DiD dye is a member of the lipophilic fluorescent dye family, which can be used to stain cell membranes and other fat-soluble biological structures. When DiD was combined with cell membrane, its fluorescence intensity was greatly enhanced, and this kind of dye had high quenching constant and excited state lifetime. Once the cell is stained, the dye spreads across the entire cell membrane and at optimal concentrations can stain the entire cell membrane. DiD (far red fluorescence) can be used for imaging and flow analysis of living cells. DiD can be excited with a 633 nm He-NE laser and has a longer excitation and emission wavelength than DiI (a common cell fluorescent dye), making it more valuable in cell and tissue staining.

DiD staining can be fixed with paraformaldehyde (other reagents such as methanol cannot be used), but it is not recommended to carry out the process of penetration after dyeing. In addition, plasma membrane staining can also be performed well after fixed penetration (penetration with 0.1% TritonX-100 at room temperature).

Note:

When staining fixed cell or tissue samples with DiD, 4% paraformaldehyde prepared in PBS is usually used for fixation. The use of other inappropriate fixation fluids can cause fluorescence

The light background is high.

Di series dye features

DiO dye (green) A long-term tracer of living or stationary cells and tissues. The fluorescence intensity is lower than DiI. The effect of staining on certain fixed tissues is modest.

DiA dye (green) A cell membrane green fluorescent dye that diffuses through cell membranes faster than DiO and is often used with DiI in cell membrane bicolor labeling. Fixation after staining can be performed. DiA had better staining effect on fixed cells than DiO.

DiI dye (orange) Long-term tracer of living or fixed cells and tissues. In addition to labeling cell membranes, it can also detect cell fusion and adhesion, cell migration, etc.

DiB dye (orange) A lipophilic anionic fluorescent dye that detects the potential of cell membranes. It is not inherently fluorescent, but fluoresce when it enters human cells and binds to proteins in the cytoplasm. When it enters the cell, it indicates the increase of intracellular fluorescence intensity, that is, the increase of membrane potential indicates the cell depolarization. Conversely, if the intracellular fluorescence intensity is reduced, that is, the membrane potential is reduced, indicating cell hyperpolarization.

DiD dye (red) staining efficiency is high, uniform, not easy to quench, low cytotoxicity, small background interference.

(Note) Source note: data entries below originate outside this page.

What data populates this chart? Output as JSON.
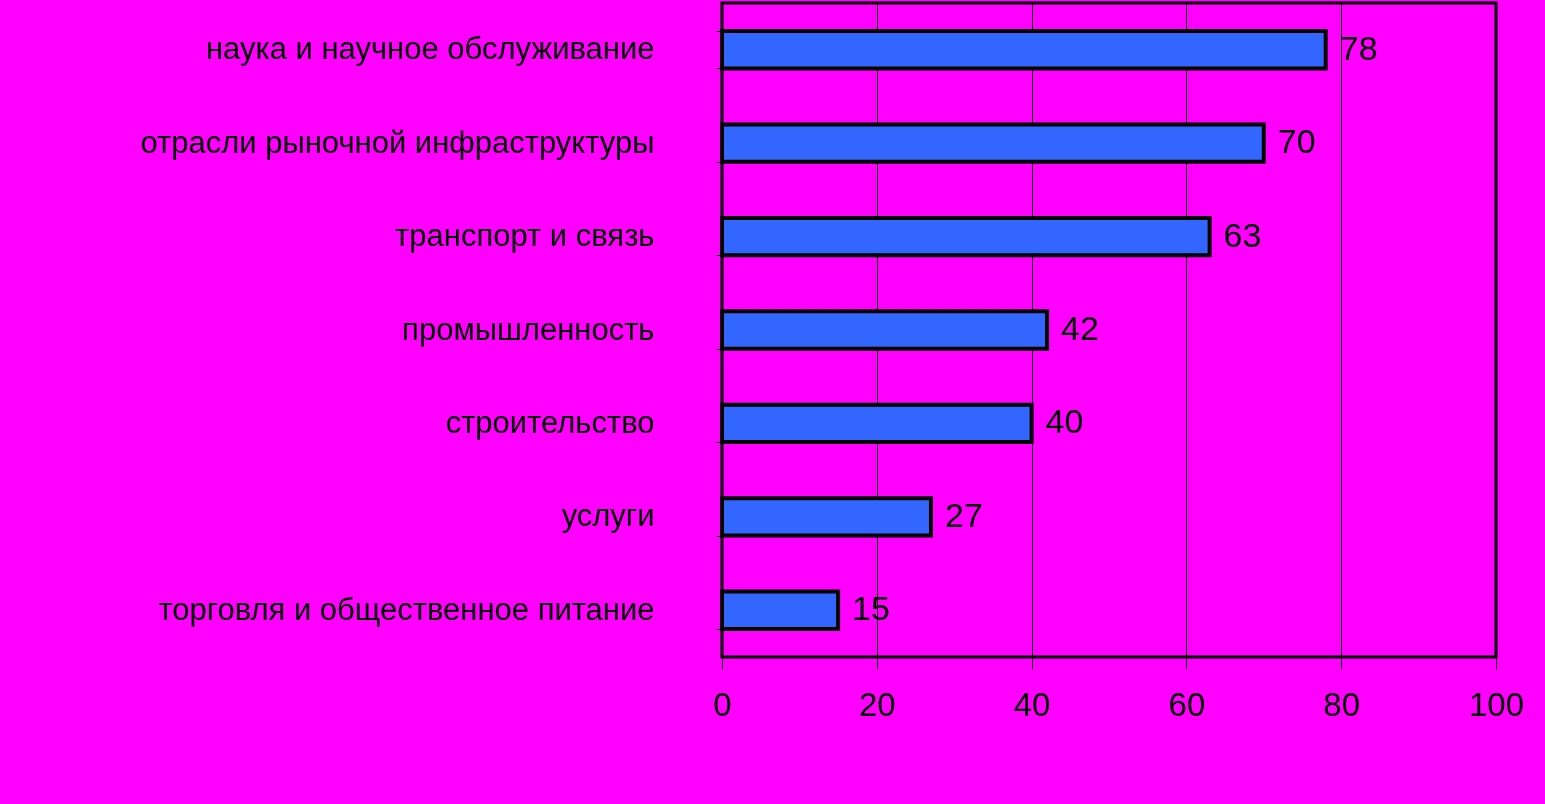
{
  "chart_data": {
    "type": "bar",
    "orientation": "horizontal",
    "categories": [
      "наука и научное обслуживание",
      "отрасли рыночной инфраструктуры",
      "транспорт и связь",
      "промышленность",
      "строительство",
      "услуги",
      "торговля и общественное питание"
    ],
    "values": [
      78,
      70,
      63,
      42,
      40,
      27,
      15
    ],
    "color": "#3366ff",
    "xlim": [
      0,
      100
    ],
    "xticks": [
      0,
      20,
      40,
      60,
      80,
      100
    ],
    "grid": "x",
    "data_labels": true
  }
}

DiS dye (red) A cell membrane red fluorescent dye that diffuses faster through the cell membrane than DiD and can be fixed after staining. DiS had better staining effect on fixed cells than DiD.

DiR dye (deep red) is often used to label cell membranes, and infrared fluorescence can penetrate cells and tissues for tracing In Vivo imaging. DiR can be fixed after staining.

Selection suggestions: DiI, DiO, DiD and DiR can stain living cells or fixed cells and tissues (please select the appropriate probe according to your needs), DiI is brighter than DiO; DiD, DiR has a longer wavelength and is more suitable for tissue staining

Usage (for reference only)

1. Dyeing solution preparation

(1) Preparation of storage liquid: the storage liquid is prepared with DMSO or EtOH, and the concentration is 1~5 mM. (The unused storage solution is stored at -20℃ to avoid repeated freezing and thawing.)

(2) Preparation of working liquid: Dilute the storage liquid with a suitable buffer (such as serum-free medium, HBSS or PBS) to prepare a working liquid with a concentration of 1 to 5 μM.

2. Suspension cell staining

(1) Adding appropriate volume of dye working fluid to re-suspension cells, making their density 1×10⁶/mL.

(2) Incubate the cells at 37℃ for 2~20 min, and the optimal culture time was different for different cells.

(3) After incubation, centrifuge at 1000-1500 rpm for 5 min. Pour the supernatant and slowly add the growth medium preheated at 37℃ again to resuspend the cells.

(4) Repeat step (3) more than twice.

3. Adherent cell staining

(1) The adherent cells were cultured on a sterile cover slide.

(2) Remove the cover glass from the medium to absorb excess fluid, but keep the surface moist.

(3) Add 100 μL of dye working liquid to one corner of the cover glass, and gently shake the dye to evenly cover all cells.

(4) Cells were incubated at 37℃ for 2~20 min, and the optimal culture time was different for different cells.

(5) Blot the dye working solution, wash the slide with the culture solution for 2 to 3 times, cover all cells with the pre-warmed medium each time, incubate for 5 to 10 min, and then blot the medium. But keep the surface moist.

4. Result detection

The sample can be detected in the medium and can be analyzed by fluorescence microscopy imaging or flow cytometry.